The Effect of Analytical Error and Individual Biological Variation of Hemoglobin A1c on the Risk of Misclassification of Diabetes and Pre-Diabetes American Diabetes Association Diagnostic Criteria

Background & Aims: While HbA1c methods have improved, commercial methods continue to have ±5%bias (e.g. For a target of 53.5 mmol/mol: 50.8 to 56.2; For a target of 7.0%: 6.65 to 7.35%) in proficiency testing programs. The aim of this study was to evaluate the influence of HbA1c analytical error on misclassification of patients using diagnostic criteria outlined by the American Diabetes Association (ADA). Methods: NHANES 2015 HbA1c dataset was used as a population sample (n=6326) for simulation studies: prevalence of 11.0% diabetics by HbA1c. HbA1c results were categorized using ADA criteria as healthy, pre-diabetic or diabetic. HbA1c concentrations were then modified in a statistical model by addition of bias, imprecision and biological variation. The fraction of modified HbA1c results misclassified between ADA healthy, pre-diabetic and diabetic groups was assessed. Results: The fractions of HbA1c results misclassified as functions of bias and precision were determined.

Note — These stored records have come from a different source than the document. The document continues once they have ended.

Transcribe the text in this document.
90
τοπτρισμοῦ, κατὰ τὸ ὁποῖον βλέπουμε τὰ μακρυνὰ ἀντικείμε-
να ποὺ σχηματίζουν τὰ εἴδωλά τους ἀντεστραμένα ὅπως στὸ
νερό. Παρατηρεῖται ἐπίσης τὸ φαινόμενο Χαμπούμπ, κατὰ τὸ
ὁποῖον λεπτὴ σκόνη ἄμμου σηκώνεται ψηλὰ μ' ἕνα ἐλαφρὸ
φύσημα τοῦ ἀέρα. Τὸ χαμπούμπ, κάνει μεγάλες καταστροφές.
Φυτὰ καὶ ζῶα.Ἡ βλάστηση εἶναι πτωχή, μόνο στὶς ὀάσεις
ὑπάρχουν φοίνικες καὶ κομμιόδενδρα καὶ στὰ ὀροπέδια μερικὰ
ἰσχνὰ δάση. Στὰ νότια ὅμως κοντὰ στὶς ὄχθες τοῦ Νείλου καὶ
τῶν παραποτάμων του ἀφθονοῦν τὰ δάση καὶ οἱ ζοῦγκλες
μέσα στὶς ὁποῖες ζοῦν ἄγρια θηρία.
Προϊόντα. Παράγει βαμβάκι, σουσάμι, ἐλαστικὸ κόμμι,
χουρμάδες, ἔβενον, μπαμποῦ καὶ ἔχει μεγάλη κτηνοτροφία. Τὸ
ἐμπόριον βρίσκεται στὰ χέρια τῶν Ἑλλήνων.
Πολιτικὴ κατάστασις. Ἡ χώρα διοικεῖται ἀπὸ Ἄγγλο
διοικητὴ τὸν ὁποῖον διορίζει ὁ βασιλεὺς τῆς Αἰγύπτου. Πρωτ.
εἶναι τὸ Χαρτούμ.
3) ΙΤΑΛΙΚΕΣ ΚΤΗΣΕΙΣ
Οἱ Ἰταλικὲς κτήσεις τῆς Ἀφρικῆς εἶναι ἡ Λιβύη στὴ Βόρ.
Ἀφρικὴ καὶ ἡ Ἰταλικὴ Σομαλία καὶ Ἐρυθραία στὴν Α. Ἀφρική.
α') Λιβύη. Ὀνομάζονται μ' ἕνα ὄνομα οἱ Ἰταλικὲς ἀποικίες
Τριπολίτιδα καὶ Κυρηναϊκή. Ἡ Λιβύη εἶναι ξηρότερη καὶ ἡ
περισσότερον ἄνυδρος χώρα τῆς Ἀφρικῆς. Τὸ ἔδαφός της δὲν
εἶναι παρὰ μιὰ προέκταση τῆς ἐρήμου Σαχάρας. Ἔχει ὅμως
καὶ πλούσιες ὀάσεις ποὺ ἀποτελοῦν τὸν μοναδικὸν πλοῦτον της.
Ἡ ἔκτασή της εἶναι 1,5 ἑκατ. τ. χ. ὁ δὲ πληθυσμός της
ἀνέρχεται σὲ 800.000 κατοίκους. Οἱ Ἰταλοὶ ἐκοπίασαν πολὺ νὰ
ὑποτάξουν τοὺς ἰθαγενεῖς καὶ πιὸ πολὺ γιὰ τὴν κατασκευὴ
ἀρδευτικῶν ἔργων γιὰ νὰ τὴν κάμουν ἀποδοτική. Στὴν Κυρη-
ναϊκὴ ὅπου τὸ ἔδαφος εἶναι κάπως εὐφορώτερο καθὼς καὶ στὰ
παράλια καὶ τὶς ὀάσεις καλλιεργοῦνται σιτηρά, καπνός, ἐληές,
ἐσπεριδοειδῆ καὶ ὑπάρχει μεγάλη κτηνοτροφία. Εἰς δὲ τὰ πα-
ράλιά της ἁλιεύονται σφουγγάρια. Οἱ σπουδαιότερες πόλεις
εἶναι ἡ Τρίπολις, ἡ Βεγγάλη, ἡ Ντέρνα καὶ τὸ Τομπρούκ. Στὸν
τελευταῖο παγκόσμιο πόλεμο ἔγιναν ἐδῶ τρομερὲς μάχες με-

Representative results were: (A) Biologic variation of HbA1c alone misclassified: 7% of Healthy values as Pre-diabetics, 15% of Pre-diabetics as Healthy, 1 % of Pre-diabetics as Diabetic, and 2% of Diabetic as Pre-diabetics. (B) Addition of 2% precision and -5% bias misclassified: 62% of Pre-diabetics as Healthy and 16% of Diabetics as Pre-diabetics. (C) Addition of 2% precision and +5% bias misclassified: 25% of Healthy patients as Pre-diabetics and 17% of Pre-diabetics as Diabetic. Conclusions: This simulation model demonstrated significant risk of misclassification errors of diabetics, pre-diabetics and healthy patients due to bias of HbA1c methods and demonstrated minor influence of precision.